Archive for May 2006
In a recent blog post, Cory Foy discusses an experience of reaching an understanding by analysing the process of comprehension. He links to an interesting article by Dale H Emery. Reading these reminded me of this post about misunderstanding. It is easy to underestimate how easily misunderstanding can occur and what the impact can be. The advice in this post is worth heeding.
On a train the other day I saw a map on the platform. At first I found the map a little confusing – then I figured out why. Maps show the north at the top, which means left is west. On the train I was on the seats face the other side – so you move sideways. The train was moving eastwards – which was to my left. So the map was backwards compared to my experience. Made me think about the assumptions in the diagrams I draw and read.
I’ve been meaning to blog about the anatomy of nspectre for a while now. nspectre consists of 2 distinct parts: configuration and a runtime.
The configuration has at its root the Settings class in the NSpectre.Core.Configuration namespace. This namespace also contains a couple of implementations of IConfigurationReader that read XML into the configuration, which can be thought of as a (sort of) Domain Specific Language (DSL.) The DSL provides a means to model the conditions required for a type to be valid for a given action. The reason I say sort of DSL is that the templates are, essentially, C#. However, by leveraging CustomSpecifications, these templates can be abstracted.
The main class in the runtime is IValidator. To create an instance of IValidator, you use IValidatorFactory – and to get an instance of IValidatorFactory you create an instance of Initialiser. The implementation of IValidatorFactory compiles the Settings the first time an instance of IValidator is requested.
Time for a little meta-blogging. I read this post earlier this week with interest. There's a few blogs I read regularly. Of these, there's a couple I read purely for the content, but most are links along with commentary and context. The comments and links on posts are also valuable. Without this linking, the fabric of blogging is thin (the Emperor's New Web?)

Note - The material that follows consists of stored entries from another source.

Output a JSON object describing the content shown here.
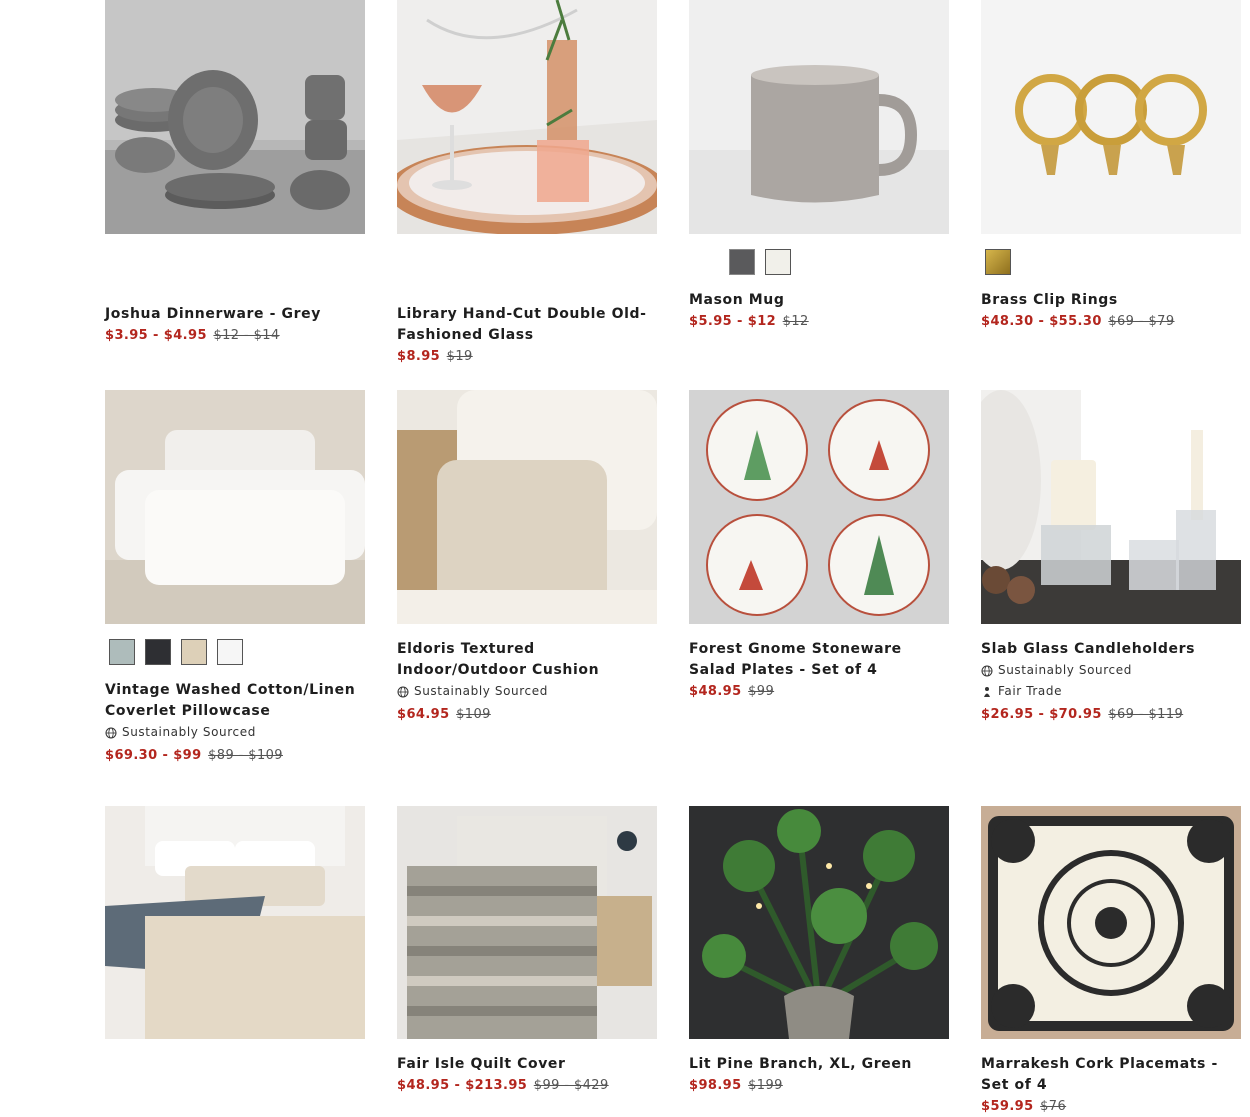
{
  "products": [
    {
      "title": "Joshua Dinnerware - Grey",
      "sale": "$3.95 - $4.95",
      "orig": "$12 - $14",
      "swatches": [],
      "badges": []
    },
    {
      "title": "Library Hand-Cut Double Old-Fashioned Glass",
      "sale": "$8.95",
      "orig": "$19",
      "swatches": [],
      "badges": []
    },
    {
      "title": "Mason Mug",
      "sale": "$5.95 - $12",
      "orig": "$12",
      "swatches": [
        "#5a5a5c",
        "#f1f0ea"
      ],
      "badges": []
    },
    {
      "title": "Brass Clip Rings",
      "sale": "$48.30 - $55.30",
      "orig": "$69 - $79",
      "swatches": [
        "#b8962f"
      ],
      "badges": []
    },
    {
      "title": "Vintage Washed Cotton/Linen Coverlet Pillowcase",
      "sale": "$69.30 - $99",
      "orig": "$89 - $109",
      "swatches": [
        "#aebcbb",
        "#2e2f33",
        "#ddd0b8",
        "#f2f2f2"
      ],
      "badges": [
        "Sustainably Sourced"
      ]
    },
    {
      "title": "Eldoris Textured Indoor/Outdoor Cushion",
      "sale": "$64.95",
      "orig": "$109",
      "swatches": [],
      "badges": [
        "Sustainably Sourced"
      ]
    },
    {
      "title": "Forest Gnome Stoneware Salad Plates - Set of 4",
      "sale": "$48.95",
      "orig": "$99",
      "swatches": [],
      "badges": []
    },
    {
      "title": "Slab Glass Candleholders",
      "sale": "$26.95 - $70.95",
      "orig": "$69 - $119",
      "swatches": [],
      "badges": [
        "Sustainably Sourced",
        "Fair Trade"
      ]
    },
    {
      "title": "",
      "sale": "",
      "orig": "",
      "swatches": [],
      "badges": []
    },
    {
      "title": "Fair Isle Quilt Cover",
      "sale": "$48.95 - $213.95",
      "orig": "$99 - $429",
      "swatches": [],
      "badges": []
    },
    {
      "title": "Lit Pine Branch, XL, Green",
      "sale": "$98.95",
      "orig": "$199",
      "swatches": [],
      "badges": []
    },
    {
      "title": "Marrakesh Cork Placemats - Set of 4",
      "sale": "$59.95",
      "orig": "$76",
      "swatches": [],
      "badges": []
    }
  ],
  "colors": {
    "sale": "#b3261e",
    "title": "#1e1e1e"
  }
}
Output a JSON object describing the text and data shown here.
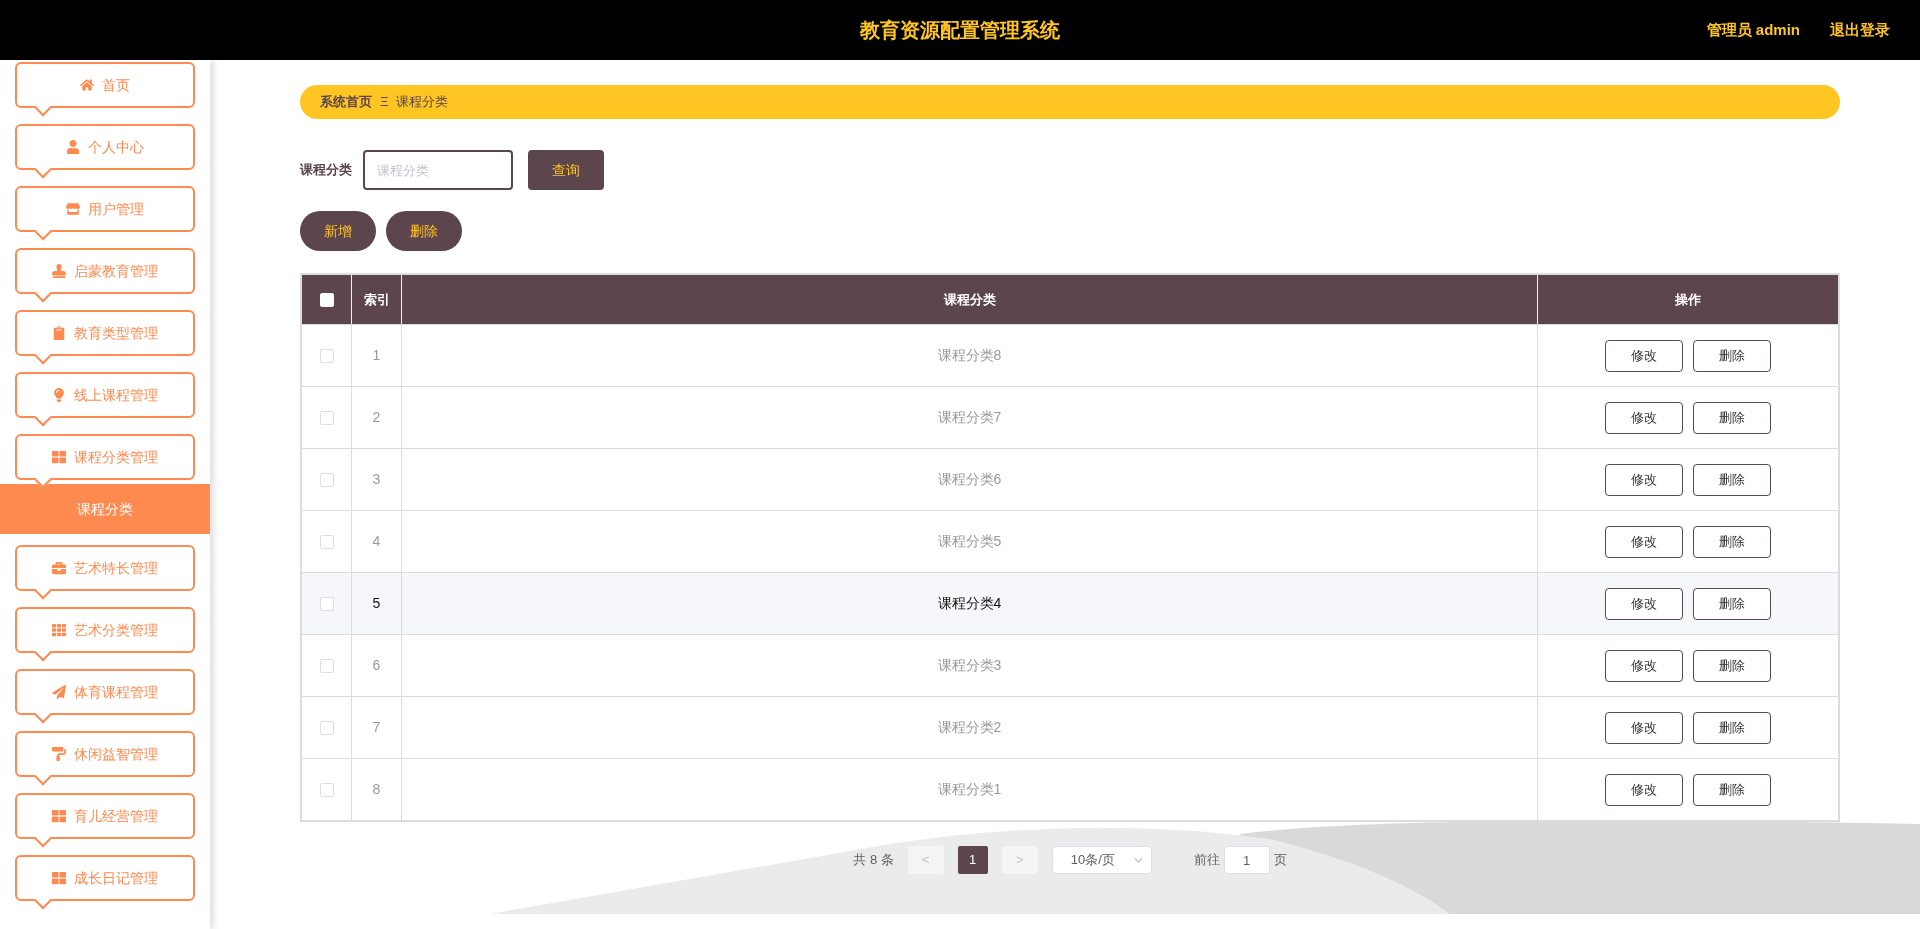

In my post last week I discussed a solution for having control over the class being created by the class being tested. There is another way of doing this that is worth mentioning: creating a Factory class. Let's assume we created an interface (IBar) that our Bar class implements. Now we need to create a class (BarFactory) that contains methods for creating instances of Bar. I am inclined to take this one step further and create an interface for the factory class (IBarFactory which will create instances of IBar.) Now we can pass an instance of IBarFactory to Foo in the constructor. We can mock IBarFactory and ensure that we are only testing Foo.